Part of what makes genealogy interesting are the heirlooms, photographs, and other artifacts that connect us to the ancestors who came before us. Gravestones can also bring connections. Sometimes, these important pieces become lost. It is fascinating when, years later, they are found and returned.
Last year, I wrote about a story I’d read about in a newspaper. The gravestone of an infant had somehow become lost from the old cemetery that the baby was buried in. This story happened in Georgia, and had a happy ending. Someone found the gravestone and posted the information about it online. Eventually, the gravestone was reunited with the grave it was intended to sit on. To me, this story seemed like a one-in-a-million.

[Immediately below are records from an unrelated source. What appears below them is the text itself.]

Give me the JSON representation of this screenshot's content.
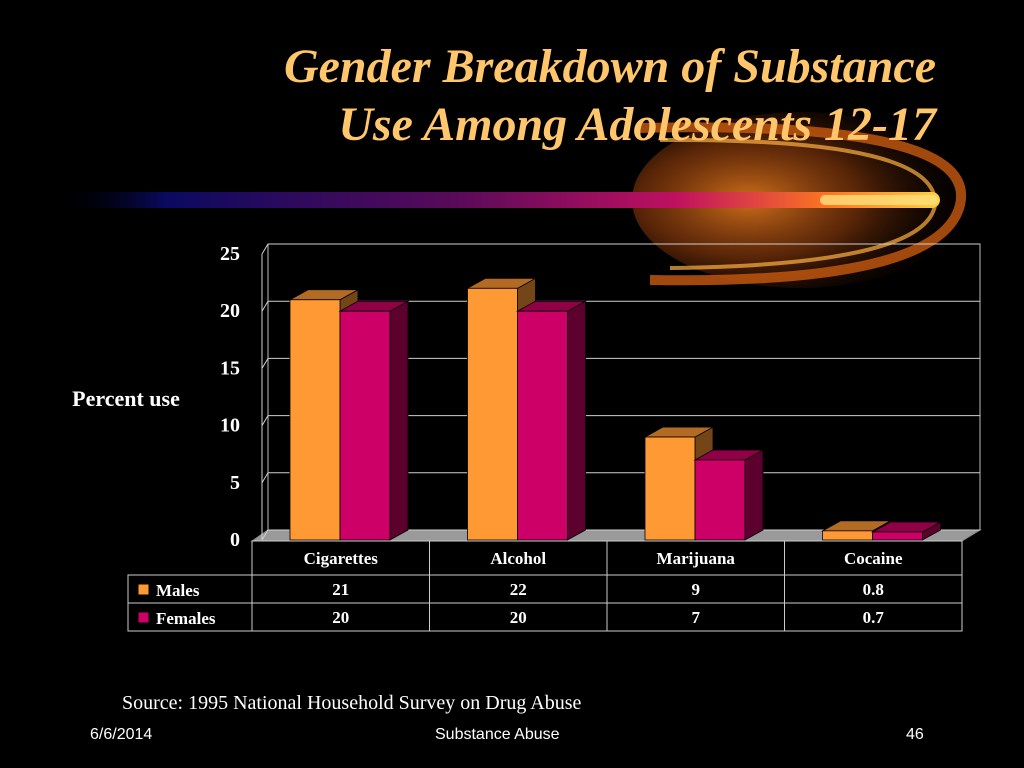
{
  "slide": {
    "title_line1": "Gender Breakdown of Substance",
    "title_line2": "Use Among Adolescents 12-17",
    "source": "Source: 1995 National Household Survey on Drug Abuse",
    "footer_date": "6/6/2014",
    "footer_center": "Substance Abuse",
    "footer_page": "46"
  },
  "colors": {
    "title": "#ffc66b",
    "males": "#ff9933",
    "females": "#cc0066",
    "background": "#000000"
  },
  "chart_data": {
    "type": "bar",
    "ylabel": "Percent use",
    "ylim": [
      0,
      25
    ],
    "yticks": [
      0,
      5,
      10,
      15,
      20,
      25
    ],
    "categories": [
      "Cigarettes",
      "Alcohol",
      "Marijuana",
      "Cocaine"
    ],
    "series": [
      {
        "name": "Males",
        "values": [
          21,
          22,
          9,
          0.8
        ],
        "labels": [
          "21",
          "22",
          "9",
          "0.8"
        ]
      },
      {
        "name": "Females",
        "values": [
          20,
          20,
          7,
          0.7
        ],
        "labels": [
          "20",
          "20",
          "7",
          "0.7"
        ]
      }
    ],
    "grid": true,
    "data_table": true
  }
}
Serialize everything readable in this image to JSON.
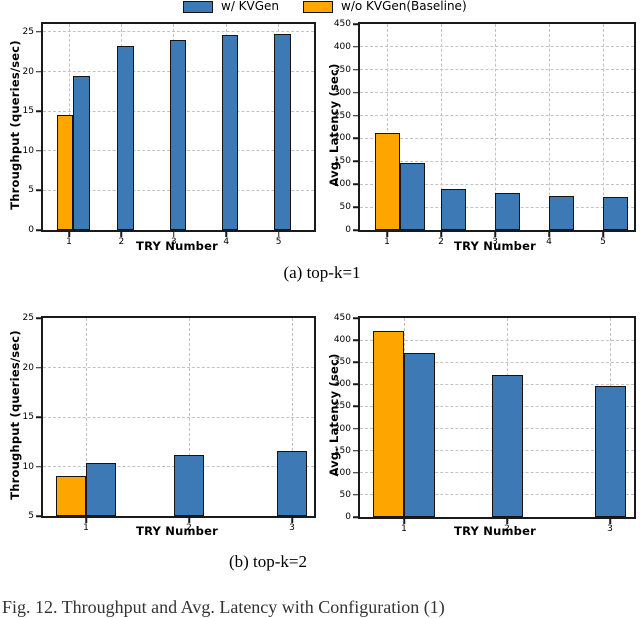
{
  "legend": {
    "items": [
      {
        "key": "kvgen",
        "label": "w/ KVGen",
        "color": "#3d7ab5"
      },
      {
        "key": "baseline",
        "label": "w/o KVGen(Baseline)",
        "color": "#ffa500"
      }
    ]
  },
  "colors": {
    "kvgen_blue": "#3d7ab5",
    "baseline_orange": "#ffa500",
    "bar_edge": "#141414",
    "axis_spine": "#1a1a1a",
    "gridline": "#c3c3c3"
  },
  "subcaptions": {
    "a": "(a) top-k=1",
    "b": "(b) top-k=2"
  },
  "figure_caption": "Fig. 12. Throughput and Avg. Latency with Configuration (1)",
  "chart_data": [
    {
      "id": "throughput-topk1",
      "type": "bar",
      "xlabel": "TRY Number",
      "ylabel": "Throughput (queries/sec)",
      "categories": [
        "1",
        "2",
        "3",
        "4",
        "5"
      ],
      "series": [
        {
          "key": "baseline",
          "name": "w/o KVGen(Baseline)",
          "color": "#ffa500",
          "values": [
            14.5,
            null,
            null,
            null,
            null
          ]
        },
        {
          "key": "kvgen",
          "name": "w/ KVGen",
          "color": "#3d7ab5",
          "values": [
            19.4,
            23.2,
            24.0,
            24.6,
            24.8
          ]
        }
      ],
      "ylim": [
        0,
        26
      ],
      "yticks": [
        0,
        5,
        10,
        15,
        20,
        25
      ],
      "grid": true,
      "legend_position": "top"
    },
    {
      "id": "latency-topk1",
      "type": "bar",
      "xlabel": "TRY Number",
      "ylabel": "Avg. Latency (sec)",
      "categories": [
        "1",
        "2",
        "3",
        "4",
        "5"
      ],
      "series": [
        {
          "key": "baseline",
          "name": "w/o KVGen(Baseline)",
          "color": "#ffa500",
          "values": [
            213,
            null,
            null,
            null,
            null
          ]
        },
        {
          "key": "kvgen",
          "name": "w/ KVGen",
          "color": "#3d7ab5",
          "values": [
            146,
            89,
            80,
            75,
            73
          ]
        }
      ],
      "ylim": [
        0,
        450
      ],
      "yticks": [
        0,
        50,
        100,
        150,
        200,
        250,
        300,
        350,
        400,
        450
      ],
      "grid": true,
      "legend_position": "top"
    },
    {
      "id": "throughput-topk2",
      "type": "bar",
      "xlabel": "TRY Number",
      "ylabel": "Throughput (queries/sec)",
      "categories": [
        "1",
        "2",
        "3"
      ],
      "series": [
        {
          "key": "baseline",
          "name": "w/o KVGen(Baseline)",
          "color": "#ffa500",
          "values": [
            9.0,
            null,
            null
          ]
        },
        {
          "key": "kvgen",
          "name": "w/ KVGen",
          "color": "#3d7ab5",
          "values": [
            10.4,
            11.2,
            11.6
          ]
        }
      ],
      "ylim": [
        5,
        25
      ],
      "yticks": [
        5,
        10,
        15,
        20,
        25
      ],
      "grid": true,
      "legend_position": "none"
    },
    {
      "id": "latency-topk2",
      "type": "bar",
      "xlabel": "TRY Number",
      "ylabel": "Avg. Latency (sec)",
      "categories": [
        "1",
        "2",
        "3"
      ],
      "series": [
        {
          "key": "baseline",
          "name": "w/o KVGen(Baseline)",
          "color": "#ffa500",
          "values": [
            420,
            null,
            null
          ]
        },
        {
          "key": "kvgen",
          "name": "w/ KVGen",
          "color": "#3d7ab5",
          "values": [
            370,
            322,
            297
          ]
        }
      ],
      "ylim": [
        0,
        450
      ],
      "yticks": [
        0,
        50,
        100,
        150,
        200,
        250,
        300,
        350,
        400,
        450
      ],
      "grid": true,
      "legend_position": "none"
    }
  ]
}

Today, I read another story of a lost gravestone. Someone was selling the tombstone of an infant named Lena, who died in 1880. It was for sale on eBay. The information on the stone noted that Lena was eight months and five days old when she died. The woman who asked about the stone, genealogist Julie Mittendorf, was told it came from Wyoming, and had been “desacralized”.
Ms. Mittendorf did some genealogy research to learn more about Lena’s family tree. She was eventually able to contact a living relative, and the tombstone was reunited to Lena’s grave. The stone has been missing for 66 years.
Another story involves a lost wallet. A soldier named Wendell Lewis Jr. lost his wallet at Camp Roberts, (which is located in California). He lost his wallet sometime during the 1950’s, when he was stationed at Camp Roberts during the Korean War. The article I read about this said that sometimes people would steal someone’s wallet, take the cash, and then stash away the wallet so it wouldn’t be found.
Years later, Wendell Lewis Jr. got married to Jill Lewis. The couple had two daughters. Wendell died in 2012 at the age of 79. Sometime after his death, the family received a phone call to inform then that Wendell’s lost wallet had been located. The wallet contained a treasure trove of old photos of family members and three pennies that he carried with him. The pennies represented his wife and two daughters. It is amazing that the family was able to have the lost wallet returned to them, so many years after it went missing.